Obligation to Present Progressive NDCs and Fair Share Standard
The IUCN also affirmed that a core obligation to achieve the Paris Agreement’s temperature goal is to prepare, communicate, and maintain successive nationally determined contributions (NDCs) every five years. Under Article 4 of the Paris Agreement, these contributions must ‘represent a progression beyond the Party’s then current NDC and reflect its highest possible ambition.’ According to the IUCN, these requirements establish due diligence obligations. Article 4 also specifies that States shall pursue domestic mitigation measures to achieve the objectives of the NDCs. The IUCN argued that this ‘is an obligation of conduct to adopt measures that are necessary, meaningful, timely and, indeed, effective.’ France similarly concluded that this is an obligation of conduct and States cannot use it to justify ‘inaction or inertia.’
Antigua and Barbuda asserted that ‘each State must set its proposed contribution to a level corresponding to a fair share of the remaining carbon budget to meet the 1.5°C temperature goal.’ Similarly, Côte d’Ivoire and Chile referred to the judgment in KlimaSeniorinnen to conclude that simply having an NDC is insufficient and that States must also ‘produce a carbon budget and align it to the annual synthesis reports.’ In contrast, the European Union argued that there is no ‘commonly agreed mechanism for allocating or attributing so-called fair shares or for calculating so-called carbon-budgets.’ Switzerland also argued that there is no legal basis, either in customary international law or in treaty law, for setting specific emission reduction targets or emissions budgets for individual States.
Obligation to Adapt
Several representatives also discussed the obligations of States related to adaptation.

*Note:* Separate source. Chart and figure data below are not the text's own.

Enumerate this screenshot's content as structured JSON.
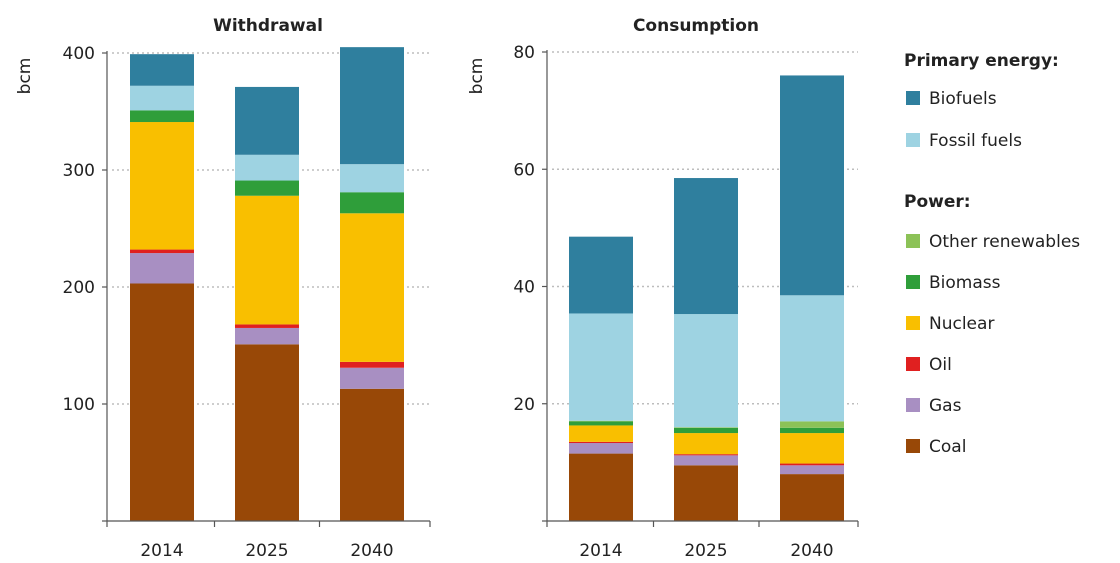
{
  "chart_data": [
    {
      "type": "bar",
      "stacked": true,
      "title": "Withdrawal",
      "ylabel": "bcm",
      "xlabel": "",
      "categories": [
        "2014",
        "2025",
        "2040"
      ],
      "ylim": [
        0,
        400
      ],
      "yticks": [
        100,
        200,
        300,
        400
      ],
      "grid": true,
      "series": [
        {
          "name": "Coal",
          "color": "#984807",
          "values": [
            203,
            151,
            113
          ]
        },
        {
          "name": "Gas",
          "color": "#a88fc2",
          "values": [
            26,
            14,
            18
          ]
        },
        {
          "name": "Oil",
          "color": "#e02020",
          "values": [
            3,
            3,
            5
          ]
        },
        {
          "name": "Nuclear",
          "color": "#f9bf00",
          "values": [
            109,
            110,
            127
          ]
        },
        {
          "name": "Biomass",
          "color": "#2f9e3a",
          "values": [
            10,
            13,
            18
          ]
        },
        {
          "name": "Other renewables",
          "color": "#8cc257",
          "values": [
            0,
            0,
            0
          ]
        },
        {
          "name": "Fossil fuels",
          "color": "#9ed3e2",
          "values": [
            21,
            22,
            24
          ]
        },
        {
          "name": "Biofuels",
          "color": "#2f7f9e",
          "values": [
            27,
            58,
            100
          ]
        }
      ]
    },
    {
      "type": "bar",
      "stacked": true,
      "title": "Consumption",
      "ylabel": "bcm",
      "xlabel": "",
      "categories": [
        "2014",
        "2025",
        "2040"
      ],
      "ylim": [
        0,
        80
      ],
      "yticks": [
        20,
        40,
        60,
        80
      ],
      "grid": true,
      "series": [
        {
          "name": "Coal",
          "color": "#984807",
          "values": [
            11.5,
            9.5,
            8.0
          ]
        },
        {
          "name": "Gas",
          "color": "#a88fc2",
          "values": [
            1.8,
            1.7,
            1.5
          ]
        },
        {
          "name": "Oil",
          "color": "#e02020",
          "values": [
            0.2,
            0.2,
            0.3
          ]
        },
        {
          "name": "Nuclear",
          "color": "#f9bf00",
          "values": [
            2.8,
            3.6,
            5.2
          ]
        },
        {
          "name": "Biomass",
          "color": "#2f9e3a",
          "values": [
            0.7,
            0.9,
            0.9
          ]
        },
        {
          "name": "Other renewables",
          "color": "#8cc257",
          "values": [
            0.1,
            0.1,
            1.1
          ]
        },
        {
          "name": "Fossil fuels",
          "color": "#9ed3e2",
          "values": [
            18.3,
            19.3,
            21.5
          ]
        },
        {
          "name": "Biofuels",
          "color": "#2f7f9e",
          "values": [
            13.1,
            23.2,
            37.5
          ]
        }
      ]
    }
  ],
  "legend": {
    "primary_header": "Primary energy:",
    "power_header": "Power:",
    "items": [
      {
        "label": "Biofuels",
        "color": "#2f7f9e",
        "group": "primary"
      },
      {
        "label": "Fossil fuels",
        "color": "#9ed3e2",
        "group": "primary"
      },
      {
        "label": "Other renewables",
        "color": "#8cc257",
        "group": "power"
      },
      {
        "label": "Biomass",
        "color": "#2f9e3a",
        "group": "power"
      },
      {
        "label": "Nuclear",
        "color": "#f9bf00",
        "group": "power"
      },
      {
        "label": "Oil",
        "color": "#e02020",
        "group": "power"
      },
      {
        "label": "Gas",
        "color": "#a88fc2",
        "group": "power"
      },
      {
        "label": "Coal",
        "color": "#984807",
        "group": "power"
      }
    ]
  }
}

For example, the Netherlands emphasized that adaptation should involve ‘proactive planning’ that considers the latest scientific data and regional climate projections. This approach helps ensure that adaptation measures enhance climate resilience, align with sustainable development goals, and do not adversely affect ‘those segments of the population that are already vulnerable, such as women, children, Indigenous peoples and those living in extreme poverty.’

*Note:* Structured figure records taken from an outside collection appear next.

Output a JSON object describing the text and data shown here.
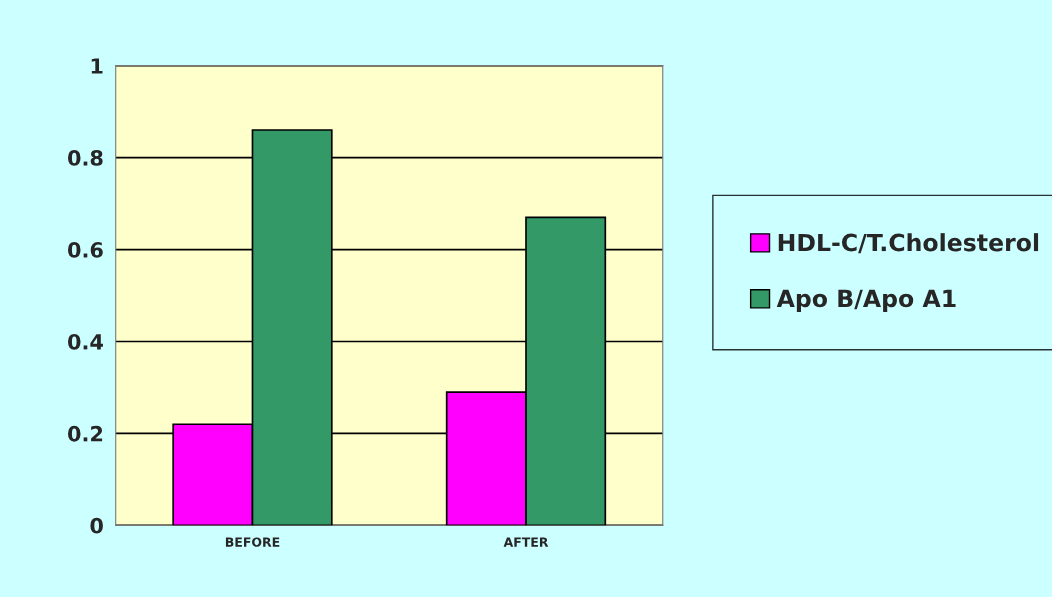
{
  "chart_data": {
    "type": "bar",
    "categories": [
      "BEFORE",
      "AFTER"
    ],
    "series": [
      {
        "name": "HDL-C/T.Cholesterol",
        "color": "#ff00ff",
        "values": [
          0.22,
          0.29
        ]
      },
      {
        "name": "Apo B/Apo A1",
        "color": "#339966",
        "values": [
          0.86,
          0.67
        ]
      }
    ],
    "ylim": [
      0,
      1
    ],
    "yticks": [
      0,
      0.2,
      0.4,
      0.6,
      0.8,
      1
    ],
    "grid": "y",
    "legend": "right"
  }
}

Albania, Bangladesh, Bolivia, Brazil, India, and Saint Lucia, among others, also underscored that adaptation requires financial support, technology transfer, and capacity building. According to Article 9 of the Paris Agreement, States ‘shall provide financial resources to assist developing country Parties with respect to both mitigation and adaptation.’ Bolivia highlighted that accessing climate finance should be simplified and expedited, prioritizing grants over loans.
Bangladesh highlighted four key points: (i) developed countries must take measures to ensure that the necessary funds for adapting to climate impacts are both available and accessible; (ii) developed States must cooperate by contributing relevant scientific, technological, technical, socio-economic, and legal information to developing and climate-vulnerable countries; (iii) States must take steps to preserve and restore climate-resilient ecosystems, and (iv) States must actively fund or contribute to capacity-building initiatives in climate-vulnerable nations to protect fundamental human rights. According to Bangladesh, all these measures must be ‘informed by the best available science and subject to the principle of common but differentiated responsibilities.’